Thanks a lot for creating one of the best NLP library. It is really easy to use and extend and the code quality and standards are among the best I have seen in any library I have used.

I was hoping if you guys or one of the users have a running Seq2Seq example for tasks like WMT datasets or maybe summarization. I am looking to build upon the encoder-decoder model from AllenNLP and it would be great to have a competitive model for a seq2seq task to benchmark and debug my changes.

Once again congratulations on a great job with the library.


Hi Kushal–most of our examples are in https://github.com/allenai/allennlp/tree/master/training_config. BiDAF is an example of a Seq2Seq encoder: https://github.com/allenai/allennlp/blob/master/allennlp/models/reading_comprehension/bidaf.py. I don’t think we have an example that’s specific to summarization.

There’s a bit of an unfortunate terminology overlap here, @michaels. We use the term Seq2SeqEncoder to define an abstraction over a particular operation involving tensors done inside a model (taking a sequence of vectors as input and returning a sequence of vectors as output). The more common use of the term “seq2seq” is when you take an input sequence of symbols and build a complete model that returns an output sequence of symbols. This is done in machine translation, summarization, and many other tasks. BiDAF is a model that uses a Seq2SeqEncoder, but it’s not a “seq2seq” model in the second sense.

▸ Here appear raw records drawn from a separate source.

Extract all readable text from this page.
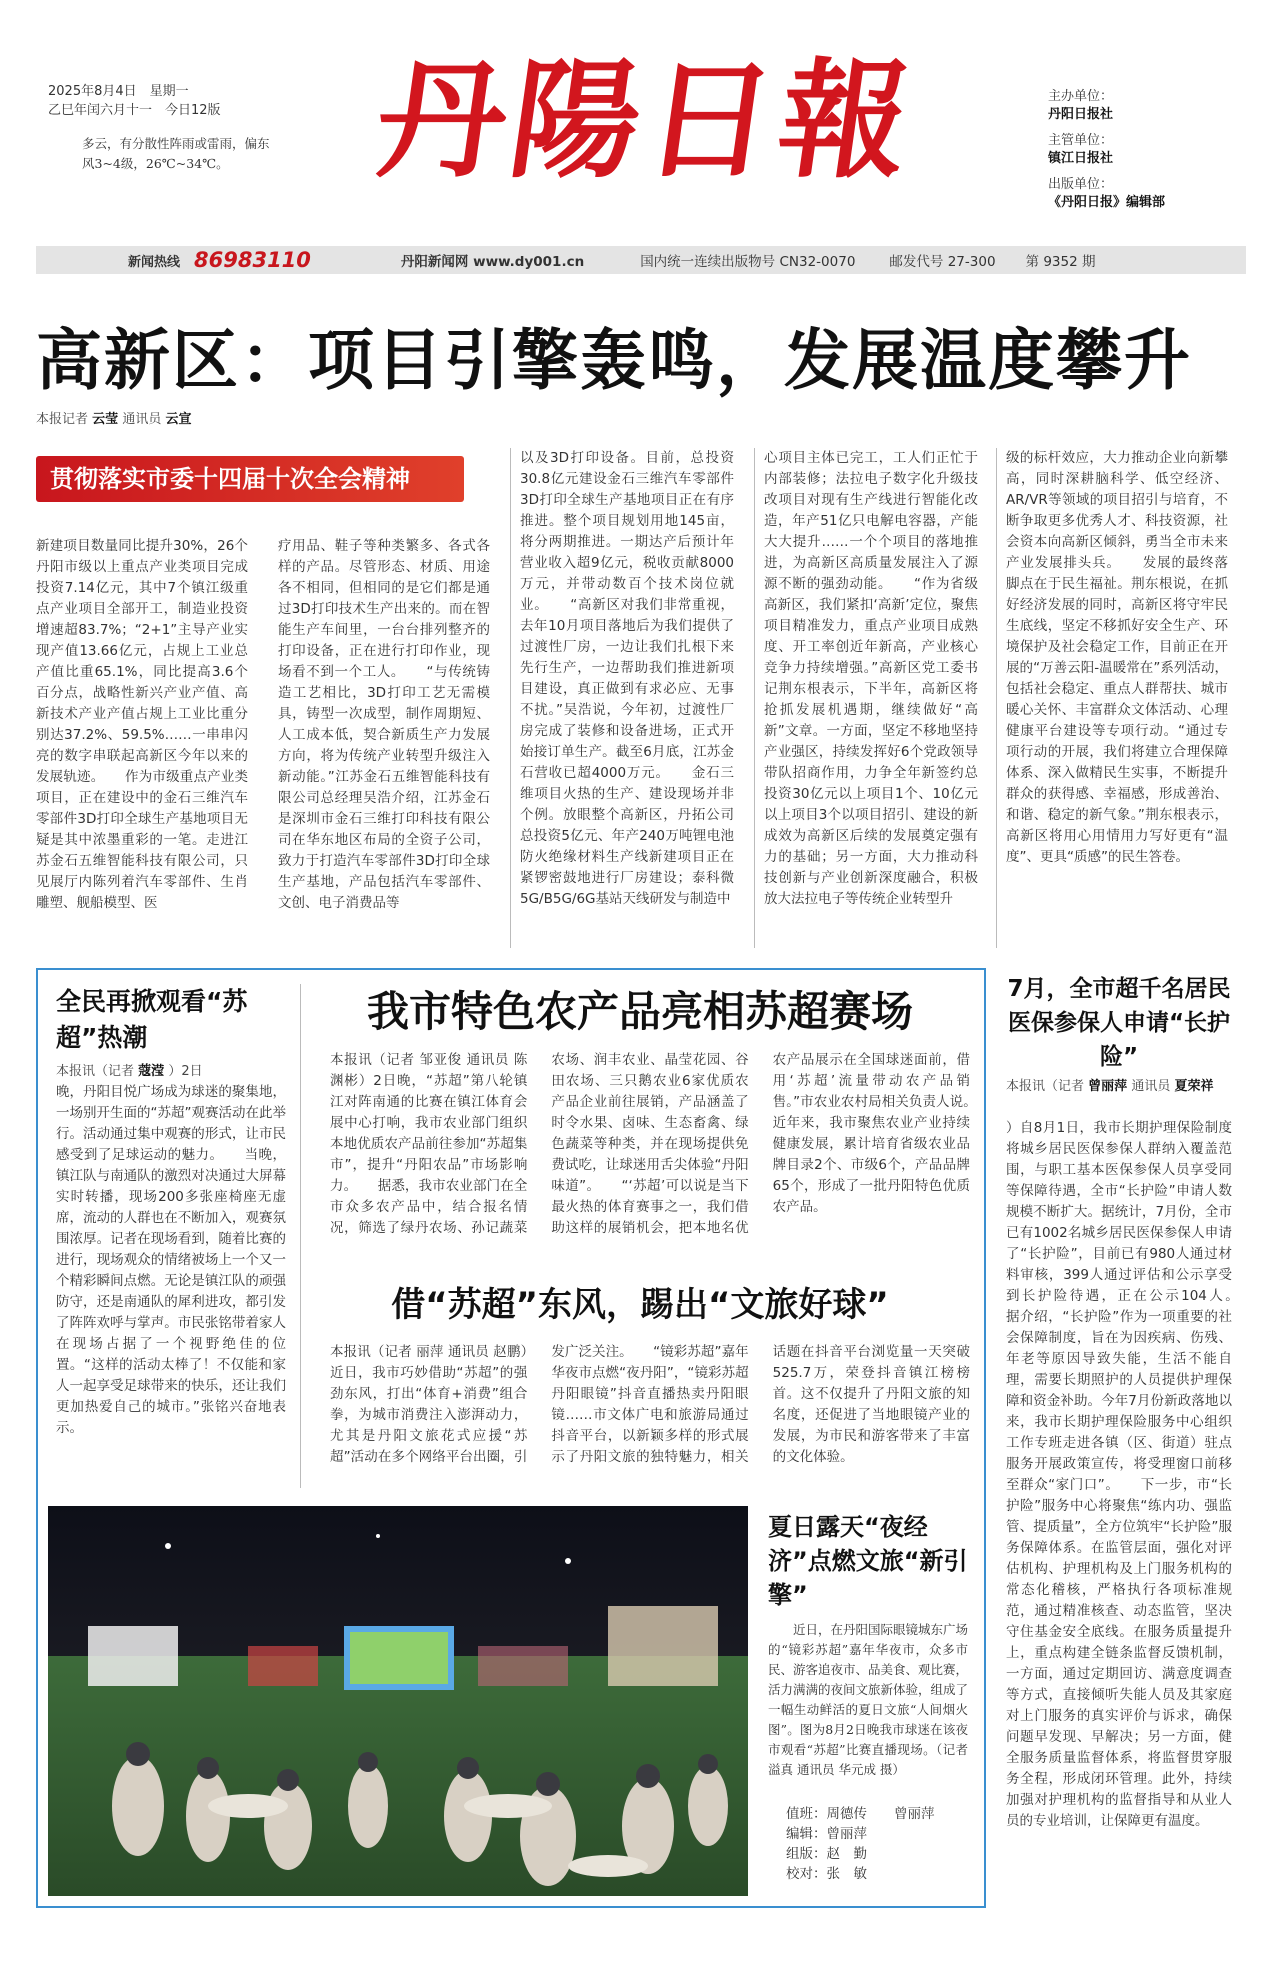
2025年8月4日　星期一
乙巳年闰六月十一　今日12版
多云，有分散性阵雨或雷雨，偏东风3~4级，26℃~34℃。	丹陽日報	主办单位：
丹阳日报社
主管单位：
镇江日报社
出版单位：
《丹阳日报》编辑部
新闻热线 86983110	丹阳新闻网 www.dy001.cn	国内统一连续出版物号 CN32-0070	邮发代号 27-300 第 9352 期
高新区：项目引擎轰鸣，发展温度攀升
本报记者 云莹 通讯员 云宣
贯彻落实市委十四届十次全会精神
新建项目数量同比提升30%，26个丹阳市级以上重点产业类项目完成投资7.14亿元，其中7个镇江级重点产业项目全部开工，制造业投资增速超83.7%；“2+1”主导产业实现产值13.66亿元，占规上工业总产值比重65.1%，同比提高3.6个百分点，战略性新兴产业产值、高新技术产业产值占规上工业比重分别达37.2%、59.5%……一串串闪亮的数字串联起高新区今年以来的发展轨迹。　　作为市级重点产业类项目，正在建设中的金石三维汽车零部件3D打印全球生产基地项目无疑是其中浓墨重彩的一笔。走进江苏金石五维智能科技有限公司，只见展厅内陈列着汽车零部件、生肖雕塑、舰船模型、医
疗用品、鞋子等种类繁多、各式各样的产品。尽管形态、材质、用途各不相同，但相同的是它们都是通过3D打印技术生产出来的。而在智能生产车间里，一台台排列整齐的打印设备，正在进行打印作业，现场看不到一个工人。　　“与传统铸造工艺相比，3D打印工艺无需模具，铸型一次成型，制作周期短、人工成本低，契合新质生产力发展方向，将为传统产业转型升级注入新动能。”江苏金石五维智能科技有限公司总经理吴浩介绍，江苏金石是深圳市金石三维打印科技有限公司在华东地区布局的全资子公司，致力于打造汽车零部件3D打印全球生产基地，产品包括汽车零部件、文创、电子消费品等
以及3D打印设备。目前，总投资30.8亿元建设金石三维汽车零部件3D打印全球生产基地项目正在有序推进。整个项目规划用地145亩，将分两期推进。一期达产后预计年营业收入超9亿元，税收贡献8000万元，并带动数百个技术岗位就业。　　“高新区对我们非常重视，去年10月项目落地后为我们提供了过渡性厂房，一边让我们扎根下来先行生产，一边帮助我们推进新项目建设，真正做到有求必应、无事不扰。”吴浩说，今年初，过渡性厂房完成了装修和设备进场，正式开始接订单生产。截至6月底，江苏金石营收已超4000万元。　　金石三维项目火热的生产、建设现场并非个例。放眼整个高新区，丹拓公司总投资5亿元、年产240万吨锂电池防火绝缘材料生产线新建项目正在紧锣密鼓地进行厂房建设；泰科微5G/B5G/6G基站天线研发与制造中
心项目主体已完工，工人们正忙于内部装修；法拉电子数字化升级技改项目对现有生产线进行智能化改造，年产51亿只电解电容器，产能大大提升……一个个项目的落地推进，为高新区高质量发展注入了源源不断的强劲动能。　　“作为省级高新区，我们紧扣‘高新’定位，聚焦项目精准发力，重点产业项目成熟度、开工率创近年新高，产业核心竞争力持续增强。”高新区党工委书记荆东根表示，下半年，高新区将抢抓发展机遇期，继续做好“高新”文章。一方面，坚定不移地坚持产业强区，持续发挥好6个党政领导带队招商作用，力争全年新签约总投资30亿元以上项目1个、10亿元以上项目3个以项目招引、建设的新成效为高新区后续的发展奠定强有力的基础；另一方面，大力推动科技创新与产业创新深度融合，积极放大法拉电子等传统企业转型升
级的标杆效应，大力推动企业向新攀高，同时深耕脑科学、低空经济、AR/VR等领域的项目招引与培育，不断争取更多优秀人才、科技资源，社会资本向高新区倾斜，勇当全市未来产业发展排头兵。　　发展的最终落脚点在于民生福祉。荆东根说，在抓好经济发展的同时，高新区将守牢民生底线，坚定不移抓好安全生产、环境保护及社会稳定工作，目前正在开展的“万善云阳-温暖常在”系列活动，包括社会稳定、重点人群帮扶、城市暖心关怀、丰富群众文体活动、心理健康平台建设等专项行动。“通过专项行动的开展，我们将建立合理保障体系、深入做精民生实事，不断提升群众的获得感、幸福感，形成善治、和谐、稳定的新气象。”荆东根表示，高新区将用心用情用力写好更有“温度”、更具“质感”的民生答卷。
全民再掀观看“苏超”热潮
本报讯（记者 蔻滢 ）2日
晚，丹阳目悦广场成为球迷的聚集地，一场别开生面的“苏超”观赛活动在此举行。活动通过集中观赛的形式，让市民感受到了足球运动的魅力。　　当晚，镇江队与南通队的激烈对决通过大屏幕实时转播，现场200多张座椅座无虚席，流动的人群也在不断加入，观赛氛围浓厚。记者在现场看到，随着比赛的进行，现场观众的情绪被场上一个又一个精彩瞬间点燃。无论是镇江队的顽强防守，还是南通队的犀利进攻，都引发了阵阵欢呼与掌声。市民张铭带着家人在现场占据了一个视野绝佳的位置。“这样的活动太棒了！不仅能和家人一起享受足球带来的快乐，还让我们更加热爱自己的城市。”张铭兴奋地表示。
我市特色农产品亮相苏超赛场
本报讯（记者 邹亚俊 通讯员 陈渊彬）2日晚，“苏超”第八轮镇江对阵南通的比赛在镇江体育会展中心打响，我市农业部门组织本地优质农产品前往参加“苏超集市”，提升“丹阳农品”市场影响力。　　据悉，我市农业部门在全市众多农产品中，结合报名情况，筛选了绿丹农场、孙记蔬菜农场、润丰农业、晶莹花园、谷田农场、三只鹅农业6家优质农产品企业前往展销，产品涵盖了时令水果、卤味、生态畜禽、绿色蔬菜等种类，并在现场提供免费试吃，让球迷用舌尖体验“丹阳味道”。　　“‘苏超’可以说是当下最火热的体育赛事之一，我们借助这样的展销机会，把本地名优农产品展示在全国球迷面前，借用‘苏超’流量带动农产品销售。”市农业农村局相关负责人说。　　近年来，我市聚焦农业产业持续健康发展，累计培育省级农业品牌目录2个、市级6个，产品品牌65个，形成了一批丹阳特色优质农产品。
借“苏超”东风，踢出“文旅好球”
本报讯（记者 丽萍 通讯员 赵鹏）近日，我市巧妙借助“苏超”的强劲东风，打出“体育+消费”组合拳，为城市消费注入澎湃动力，尤其是丹阳文旅花式应援“苏超”活动在多个网络平台出圈，引发广泛关注。　　“镜彩苏超”嘉年华夜市点燃“夜丹阳”，“镜彩苏超丹阳眼镜”抖音直播热卖丹阳眼镜……市文体广电和旅游局通过抖音平台，以新颖多样的形式展示了丹阳文旅的独特魅力，相关话题在抖音平台浏览量一天突破525.7万，荣登抖音镇江榜榜首。这不仅提升了丹阳文旅的知名度，还促进了当地眼镜产业的发展，为市民和游客带来了丰富的文化体验。
夏日露天“夜经济”点燃文旅“新引擎”
近日，在丹阳国际眼镜城东广场的“镜彩苏超”嘉年华夜市，众多市民、游客追夜市、品美食、观比赛，活力满满的夜间文旅新体验，组成了一幅生动鲜活的夏日文旅“人间烟火图”。图为8月2日晚我市球迷在该夜市观看“苏超”比赛直播现场。（记者 溢真 通讯员 华元成 摄）
值班：周德传　　曾丽萍
编辑：曾丽萍
组版：赵　勤
校对：张　敏
7月，全市超千名居民医保参保人申请“长护险”
本报讯（记者 曾丽萍 通讯员 夏荣祥
）自8月1日，我市长期护理保险制度将城乡居民医保参保人群纳入覆盖范围，与职工基本医保参保人员享受同等保障待遇，全市“长护险”申请人数规模不断扩大。据统计，7月份，全市已有1002名城乡居民医保参保人申请了“长护险”，目前已有980人通过材料审核，399人通过评估和公示享受到长护险待遇，正在公示104人。　　据介绍，“长护险”作为一项重要的社会保障制度，旨在为因疾病、伤残、年老等原因导致失能，生活不能自理，需要长期照护的人员提供护理保障和资金补助。今年7月份新政落地以来，我市长期护理保险服务中心组织工作专班走进各镇（区、街道）驻点服务开展政策宣传，将受理窗口前移至群众“家门口”。　　下一步，市“长护险”服务中心将聚焦“练内功、强监管、提质量”，全方位筑牢“长护险”服务保障体系。在监管层面，强化对评估机构、护理机构及上门服务机构的常态化稽核，严格执行各项标准规范，通过精准核查、动态监管，坚决守住基金安全底线。在服务质量提升上，重点构建全链条监督反馈机制，一方面，通过定期回访、满意度调查等方式，直接倾听失能人员及其家庭对上门服务的真实评价与诉求，确保问题早发现、早解决；另一方面，健全服务质量监督体系，将监督贯穿服务全程，形成闭环管理。此外，持续加强对护理机构的监督指导和从业人员的专业培训，让保障更有温度。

@Kushal_Arora, we don’t really have good examples of seq2seq models. It’s not something we’ve focused on for our research, so we haven’t spent time building them or making them efficient. There is some seq2seq code available in AllenNLP, but I can’t vouch for how good it is or how able you’d be to get a reasonably competitive baseline from it. This is an area where we’d really love some contributions to the library; it’s not likely that we’ll be investing in it ourselves any time soon.

Thank you Michaels and Matt for the response. I saw @saiprasanna did a lot of refactoring of the code so I was hoping if he might have an example config for something like WMT en-fr setup.

Also @mattg, if it is not too much trouble, can you point me to user Seq2Seq repos that you might be aware of. Reason for asking you this is that I tried setting up IWSLT14 de-en model but my BLEU score is 3 points lower than the reported results, so I just want to see what I might be doing wrong.

I am trying to setup a couple of NMT baseline for my experiments. I can try to send out a PR once I am done.


I’m not aware of any user repos doing seq2seq stuff. We’re in the (long) process of splitting out our models into separate repositories, and the plan is to have one called allennlp-seq2seq, with the work that @saiprasanna did moving to that repo. We’ll also likely give maintainer privileges to anyone willing to take ownership of these sub-repos.

@Kushal_Arora You can check the test config for transformers for an example https://github.com/allenai/allennlp/blob/master/allennlp/tests/fixtures/encoder_decoder/composed_seq2seq/experiment_transformer.json
Note that this is a very small transformer, ideally you would have to change the layers, attention heads etc.
And also remove pos embedding and use your own tokenizer (subword?) instead of spacy tokenizer.